It's one thing for it to be live, it's another thing for it to be stress tested in actual production/real world with people's actual money.
I have a vested interest in hoping it lands successfully, but being a software engineer, I know how many bugs I've had even in simple programs, I can only imagine the kinds of bugs that will be discovered in eth2 considering just how complex it is.
Don't worry. If anything goes wrong (like a hacker stealing everybody's coins), they can just rollback the transaction. That's not a new thing for ethereum, to just rollback transactions. Lol.
For the uninitiated read about the dao hack and the debate that ensued. Basically, they just rolled back the transaction, just like a bank.
You're mixing up two different issues. One is a bug in the implementation of Ethereum, the other is a bug in a smart contract (that runs on Ethereum).
Undoing the former by rolling back the chain and fixing the bug is the only logical thing to do. Bitcoin devs have done the same a couple of times (e.g. [1]).
The DAO hack, however, was not caused by a bug in Ethereum. It was caused by a bug in the code of a smart contract. Ethereum executed this smart contract faithfully (there was no bug in Ethereum). Bitcoin has never done this.
As someone else said, it's in production. Also, there are many, many forks of the EVM in production that run on proof of stake mechanics (Polygon, Binance Smart Chain, Skale, Qtum, xDai, etc). The main thing you have to worry about with move to ETH2 is contentious forks of the main chain, like if POW miners revolt and start a fork or a blip at the merge point that takes the chain offline for a bit. The ongoing ETH2 consensus and validation mechanic is live already. ETH2 also has client diversity, with 4 different implementations written in four different programming languages (Rust, Go, etc). There is some world class talent on the ETH core team. I have full faith in them and their testing regiment. But of course there is no such thing as risk-free.

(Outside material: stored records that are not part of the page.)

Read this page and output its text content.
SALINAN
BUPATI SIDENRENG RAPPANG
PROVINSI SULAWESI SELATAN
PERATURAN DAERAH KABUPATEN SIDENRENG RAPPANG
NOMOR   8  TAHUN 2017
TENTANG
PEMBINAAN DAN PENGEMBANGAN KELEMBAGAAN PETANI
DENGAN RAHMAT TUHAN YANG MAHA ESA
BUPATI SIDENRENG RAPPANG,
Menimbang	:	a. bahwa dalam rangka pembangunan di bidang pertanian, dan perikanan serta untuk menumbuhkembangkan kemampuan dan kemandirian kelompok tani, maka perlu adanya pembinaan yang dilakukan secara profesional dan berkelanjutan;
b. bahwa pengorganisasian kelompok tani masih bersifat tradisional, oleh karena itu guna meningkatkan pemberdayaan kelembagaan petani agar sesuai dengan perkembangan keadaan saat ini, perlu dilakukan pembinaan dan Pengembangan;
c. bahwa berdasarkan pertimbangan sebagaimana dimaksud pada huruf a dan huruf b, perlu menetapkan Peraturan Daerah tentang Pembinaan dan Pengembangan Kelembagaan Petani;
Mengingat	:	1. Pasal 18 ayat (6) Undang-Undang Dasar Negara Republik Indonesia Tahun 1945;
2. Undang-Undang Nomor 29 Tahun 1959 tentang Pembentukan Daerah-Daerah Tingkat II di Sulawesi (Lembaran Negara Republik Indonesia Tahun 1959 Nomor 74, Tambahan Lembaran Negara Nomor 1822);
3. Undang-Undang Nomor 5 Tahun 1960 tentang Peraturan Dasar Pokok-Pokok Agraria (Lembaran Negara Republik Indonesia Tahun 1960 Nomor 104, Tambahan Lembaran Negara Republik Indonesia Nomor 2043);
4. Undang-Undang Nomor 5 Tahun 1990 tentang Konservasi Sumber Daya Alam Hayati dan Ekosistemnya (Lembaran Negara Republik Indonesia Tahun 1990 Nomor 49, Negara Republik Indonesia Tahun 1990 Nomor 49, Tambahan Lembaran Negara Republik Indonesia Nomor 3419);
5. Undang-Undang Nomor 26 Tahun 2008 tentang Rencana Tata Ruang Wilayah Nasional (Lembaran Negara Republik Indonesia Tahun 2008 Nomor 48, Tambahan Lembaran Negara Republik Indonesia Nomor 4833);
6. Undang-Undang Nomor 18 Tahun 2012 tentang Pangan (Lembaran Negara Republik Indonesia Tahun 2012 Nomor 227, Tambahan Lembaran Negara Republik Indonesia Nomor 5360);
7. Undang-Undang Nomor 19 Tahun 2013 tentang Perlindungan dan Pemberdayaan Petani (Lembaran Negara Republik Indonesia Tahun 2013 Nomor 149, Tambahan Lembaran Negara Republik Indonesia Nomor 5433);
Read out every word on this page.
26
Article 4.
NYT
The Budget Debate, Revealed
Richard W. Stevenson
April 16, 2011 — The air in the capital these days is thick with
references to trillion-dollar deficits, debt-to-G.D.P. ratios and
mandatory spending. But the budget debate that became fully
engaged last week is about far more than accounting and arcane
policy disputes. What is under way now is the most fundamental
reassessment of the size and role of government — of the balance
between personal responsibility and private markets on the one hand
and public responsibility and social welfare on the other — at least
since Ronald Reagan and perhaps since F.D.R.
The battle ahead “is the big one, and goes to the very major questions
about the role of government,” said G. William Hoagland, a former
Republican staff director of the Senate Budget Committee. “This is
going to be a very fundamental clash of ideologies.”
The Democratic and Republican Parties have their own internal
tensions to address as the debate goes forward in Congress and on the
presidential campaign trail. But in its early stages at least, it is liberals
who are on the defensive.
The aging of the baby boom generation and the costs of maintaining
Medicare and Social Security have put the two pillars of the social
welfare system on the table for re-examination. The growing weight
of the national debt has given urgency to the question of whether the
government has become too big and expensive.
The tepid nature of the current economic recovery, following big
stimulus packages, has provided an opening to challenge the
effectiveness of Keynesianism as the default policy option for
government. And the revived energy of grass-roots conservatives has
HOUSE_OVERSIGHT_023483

It's not really in production until the value of Ether tokens is protected by it. When that happens it will be potentially profitable to hack it. Right now only Ethereum supporters are testing the network, not Ethereum antagonists (black/gray hats).
I have a vested interest in hoping it lands successfully, but being a software engineer, I know how many bugs I've had even in simple programs, I can only imagine the kinds of bugs that will be discovered in eth2 considering just how complex it is.